Они, эти другие, то ли статисты, то ли куклы в маленьком театрике абсурда имени Сергея Телешова. Я знаю, что есть я — но откуда же мне знать, что есть другой? Он есть до тех пор, пока жизнь его каким-то боком пересекается с моей. Произнес положенный текст и — за кулисы. А за кулисами он уже не говорит, не думает, не страдает. Да и вообще, есть ли он — там, за кулисами? Или ушел — исчез, растворился, рассеялся в небытии до следующего выхода?
Вот и Вселенная — моя, личная, собственная — вполне умещается под одеялом. А боль других, какой бы жуткой ни казалась мятущемуся уму, рано или поздно скукоживается до размеров крошечной сладко ноющей жалости к себе. Любимому. Странною, однако, любовью любимому — такой, в которой ненависти, пожалуй что, и больше. И уж во всяком случае больше — отвращения. А вопрос налить или не налить вырастает до уровня проблемы экзистенциальной, едва ли не космической. Да чего там «едва ли» — космической, по самой полной программе. В этой моей уютной индивидуальной Вселенной. Той, что под одеялом.
Ложь это все, Господи, и ложь от начала. И к правде — а, значит, и к жизни самой — сердцем своим так я и не прикоснулся.
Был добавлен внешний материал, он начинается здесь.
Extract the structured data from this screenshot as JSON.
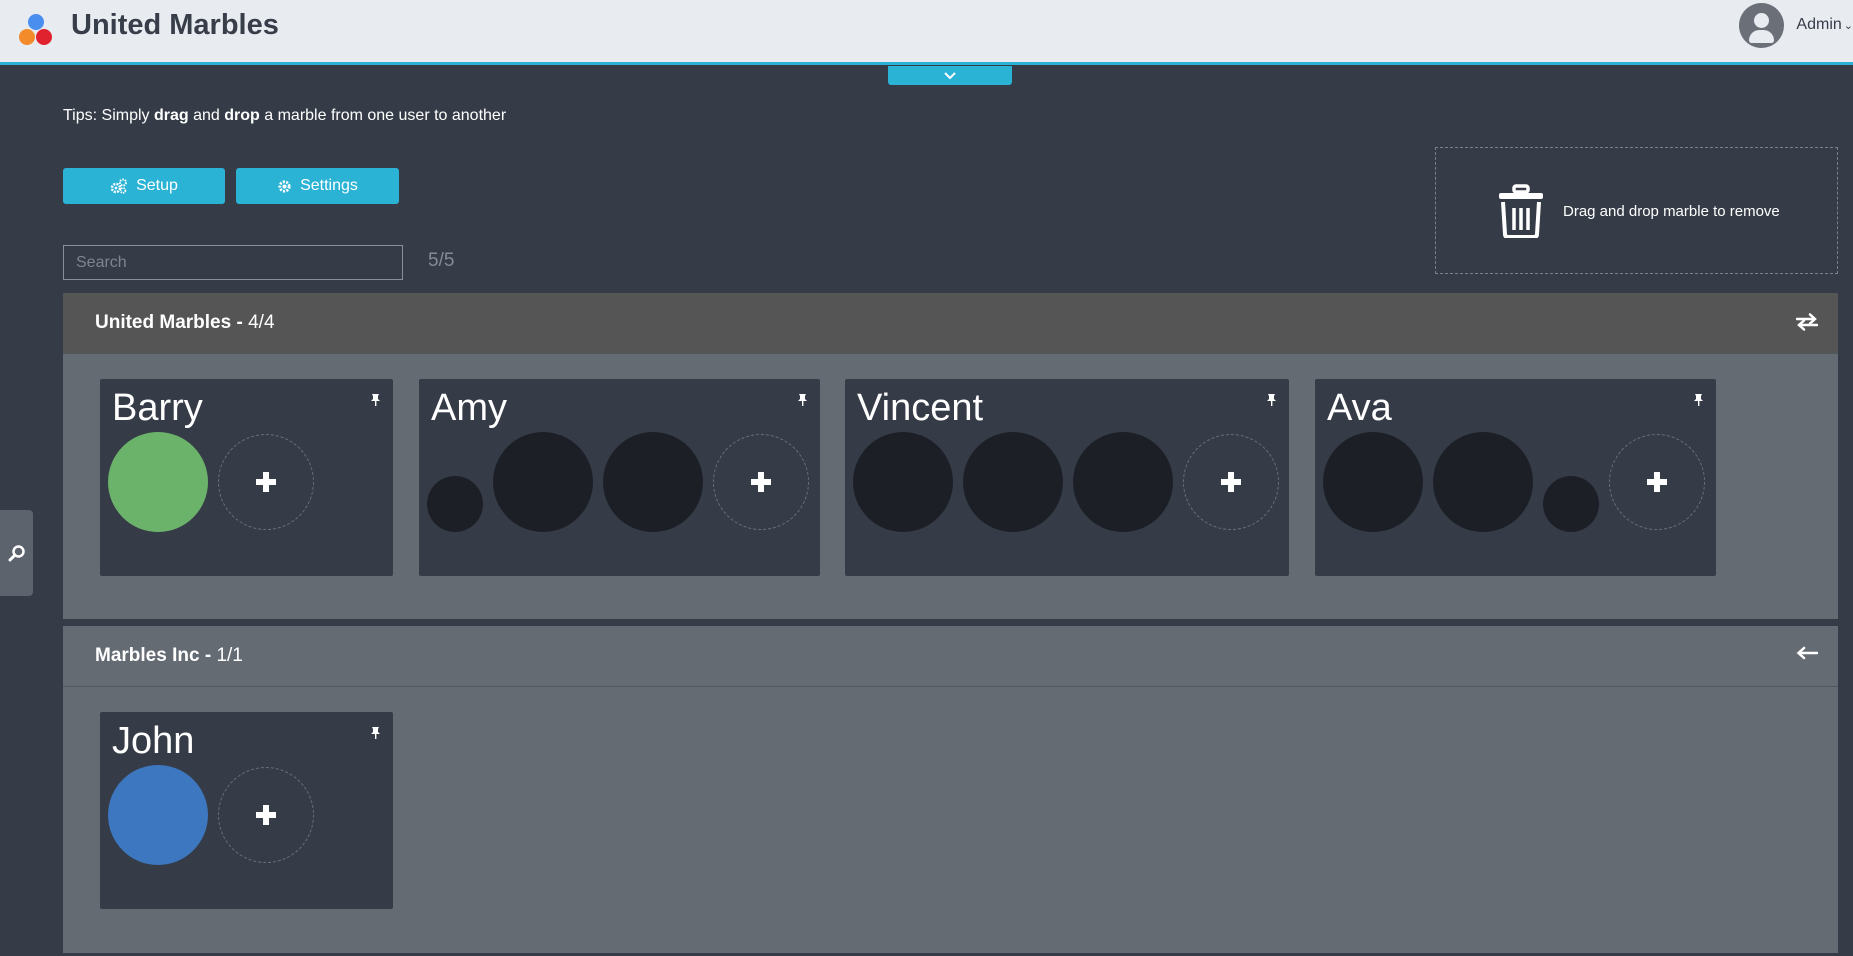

Телешов встал, подошел к столику и, взяв бутылку водки, направился с ней на кухню. Подойдя к раковине, он отвернул крышечку и опрокинул бутылку донышком вверх. Потом пристукнул пустой бутылкой по краю раковины.
— Твое здоровье, Сергей Михалыч.
Он швырнул бутылку в мусорную корзину, прошел в комнату, сунул сигареты в карман джинсов и, набросив в прихожей легкую куртку-плащевку поверх рубашки, толкнул дверь. Уже захлопнув ее, он принялся ощупывать карманы, но вспомнил, что ключи остались там, где всегда и лежали — на книжном стеллаже. Телешов махнул рукой. Не впервой. Его мудреный замок без проблем открывался отверткой или перочинным ножиком. Раз-другой выручала и вилка.
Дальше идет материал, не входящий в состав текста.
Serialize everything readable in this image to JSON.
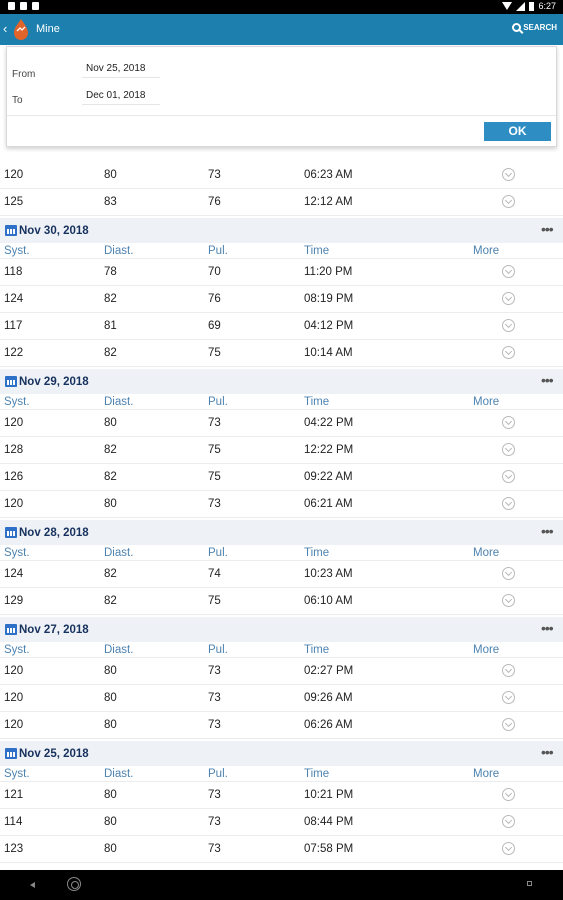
{
  "status_bar": {
    "time": "6:27"
  },
  "app_bar": {
    "title": "Mine",
    "search_label": "SEARCH"
  },
  "filter": {
    "from_label": "From",
    "from_value": "Nov 25, 2018",
    "to_label": "To",
    "to_value": "Dec 01, 2018",
    "ok_label": "OK"
  },
  "columns": {
    "syst": "Syst.",
    "diast": "Diast.",
    "pul": "Pul.",
    "time": "Time",
    "more": "More"
  },
  "partial_rows": [
    {
      "syst": "120",
      "diast": "80",
      "pul": "73",
      "time": "06:23 AM"
    },
    {
      "syst": "125",
      "diast": "83",
      "pul": "76",
      "time": "12:12 AM"
    }
  ],
  "groups": [
    {
      "date": "Nov 30, 2018",
      "rows": [
        {
          "syst": "118",
          "diast": "78",
          "pul": "70",
          "time": "11:20 PM"
        },
        {
          "syst": "124",
          "diast": "82",
          "pul": "76",
          "time": "08:19 PM"
        },
        {
          "syst": "117",
          "diast": "81",
          "pul": "69",
          "time": "04:12 PM"
        },
        {
          "syst": "122",
          "diast": "82",
          "pul": "75",
          "time": "10:14 AM"
        }
      ]
    },
    {
      "date": "Nov 29, 2018",
      "rows": [
        {
          "syst": "120",
          "diast": "80",
          "pul": "73",
          "time": "04:22 PM"
        },
        {
          "syst": "128",
          "diast": "82",
          "pul": "75",
          "time": "12:22 PM"
        },
        {
          "syst": "126",
          "diast": "82",
          "pul": "75",
          "time": "09:22 AM"
        },
        {
          "syst": "120",
          "diast": "80",
          "pul": "73",
          "time": "06:21 AM"
        }
      ]
    },
    {
      "date": "Nov 28, 2018",
      "rows": [
        {
          "syst": "124",
          "diast": "82",
          "pul": "74",
          "time": "10:23 AM"
        },
        {
          "syst": "129",
          "diast": "82",
          "pul": "75",
          "time": "06:10 AM"
        }
      ]
    },
    {
      "date": "Nov 27, 2018",
      "rows": [
        {
          "syst": "120",
          "diast": "80",
          "pul": "73",
          "time": "02:27 PM"
        },
        {
          "syst": "120",
          "diast": "80",
          "pul": "73",
          "time": "09:26 AM"
        },
        {
          "syst": "120",
          "diast": "80",
          "pul": "73",
          "time": "06:26 AM"
        }
      ]
    },
    {
      "date": "Nov 25, 2018",
      "rows": [
        {
          "syst": "121",
          "diast": "80",
          "pul": "73",
          "time": "10:21 PM"
        },
        {
          "syst": "114",
          "diast": "80",
          "pul": "73",
          "time": "08:44 PM"
        },
        {
          "syst": "123",
          "diast": "80",
          "pul": "73",
          "time": "07:58 PM"
        }
      ]
    }
  ],
  "icons": {
    "logo": "hand-drop-logo-icon",
    "search": "search-icon",
    "calendar": "calendar-icon",
    "more": "chevron-down-circle-icon",
    "overflow": "overflow-dots-icon"
  },
  "colors": {
    "app_bar": "#1c7fad",
    "ok_button": "#2e8ec4",
    "column_header": "#4d83b0",
    "date_text": "#17315e"
  }
}
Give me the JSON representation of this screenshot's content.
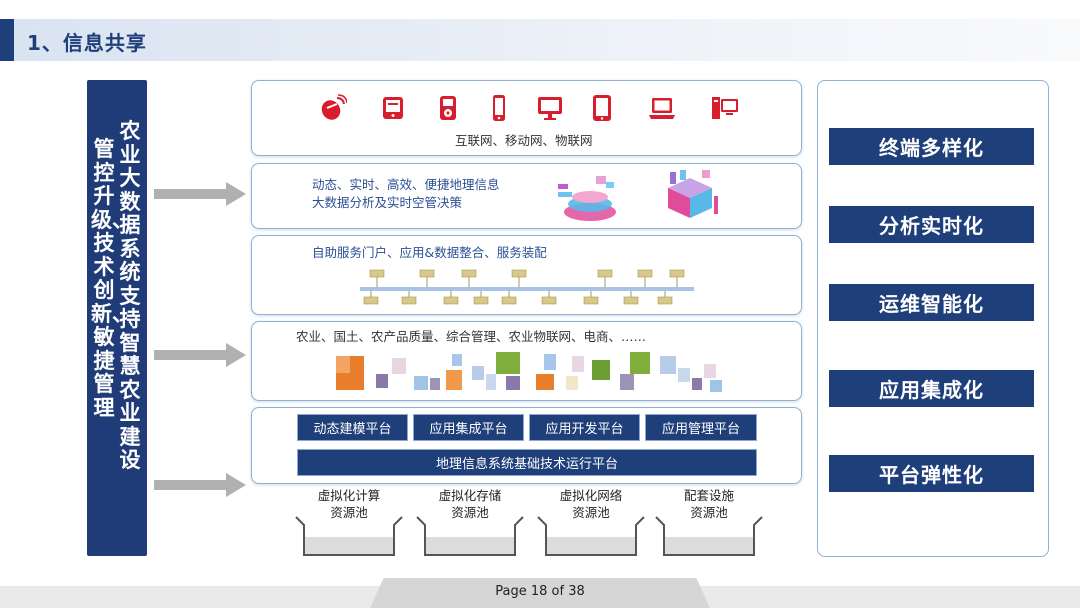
{
  "page": {
    "title": "1、信息共享",
    "footer": "Page 18 of 38"
  },
  "left_box": {
    "col_right": "农业大数据系统支持智慧农业建设",
    "col_left": "管控升级、技术创新、敏捷管理"
  },
  "layers": {
    "terminal": {
      "label": "互联网、移动网、物联网",
      "icons": [
        "satellite-icon",
        "tablet-icon",
        "media-player-icon",
        "phone-icon",
        "monitor-icon",
        "tablet-icon",
        "laptop-icon",
        "desktop-pc-icon"
      ]
    },
    "analysis": {
      "line1": "动态、实时、高效、便捷地理信息",
      "line2": "大数据分析及实时空管决策"
    },
    "service": {
      "label": "自助服务门户、应用&数据整合、服务装配"
    },
    "application": {
      "label": "农业、国土、农产品质量、综合管理、农业物联网、电商、……"
    },
    "platform": {
      "top": [
        "动态建模平台",
        "应用集成平台",
        "应用开发平台",
        "应用管理平台"
      ],
      "base": "地理信息系统基础技术运行平台"
    }
  },
  "pools": [
    {
      "line1": "虚拟化计算",
      "line2": "资源池"
    },
    {
      "line1": "虚拟化存储",
      "line2": "资源池"
    },
    {
      "line1": "虚拟化网络",
      "line2": "资源池"
    },
    {
      "line1": "配套设施",
      "line2": "资源池"
    }
  ],
  "features": [
    "终端多样化",
    "分析实时化",
    "运维智能化",
    "应用集成化",
    "平台弹性化"
  ],
  "colors": {
    "navy": "#1f3f7a",
    "border": "#8eb1d6",
    "icon_red": "#d81e2c",
    "arrow": "#a6a6a6"
  }
}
Сергей вышел из подъезда и глубоко вдохнул свежий ночной воздух. Однако тихой сегодняшняя ночь не была. С разных сторон — где ближе, где дальше — слышалось урчание машин и возбужденные человеческие голоса. Странно. Может, что-то уже объявили по радио или по ящику? Хотя кто же их слушает в такое-то время…
Пройдя с десяток шагов по дороге вдоль дома, он поднял голову. Две трети окон все-таки были темными. С другой стороны, треть квартир, где народ не спал и, судя по всему, активно шевелился — совсем немало для половины четвертого.
Он внезапно остановился. В одном из темных окон на четвертом этаже он увидел прижавшегося к стеклу ребенка лет трех-четырех, слабо освещенного светом фонаря, пробивавшимся сквозь густую листву деревьев. Сергею не раз доводилось видеть его там и прежде — в такой же позе, с ладошками и личиком, прилипшими к оконному стеклу, всегда молчаливого и неподвижного. Краем уха Телешов слышал, что родители пьют-гуляют сутками напропалую — чаще дома, порой и «на выезде». Кормить малыша они, пожалуй что, как-нибудь, да кормят. А в остальном… Что же у нее, этой маленькой человеческой души, «в остальном», если какая-то недетская безысходность вела и ведет ребенка к подоконнику, с которого он часами напролет немигающими глазенками смотрит в ночь?…
Сергей мотнул головой и быстрым шагом двинулся вдоль дорожки.
Кремер заглушил мотор и погасил фары.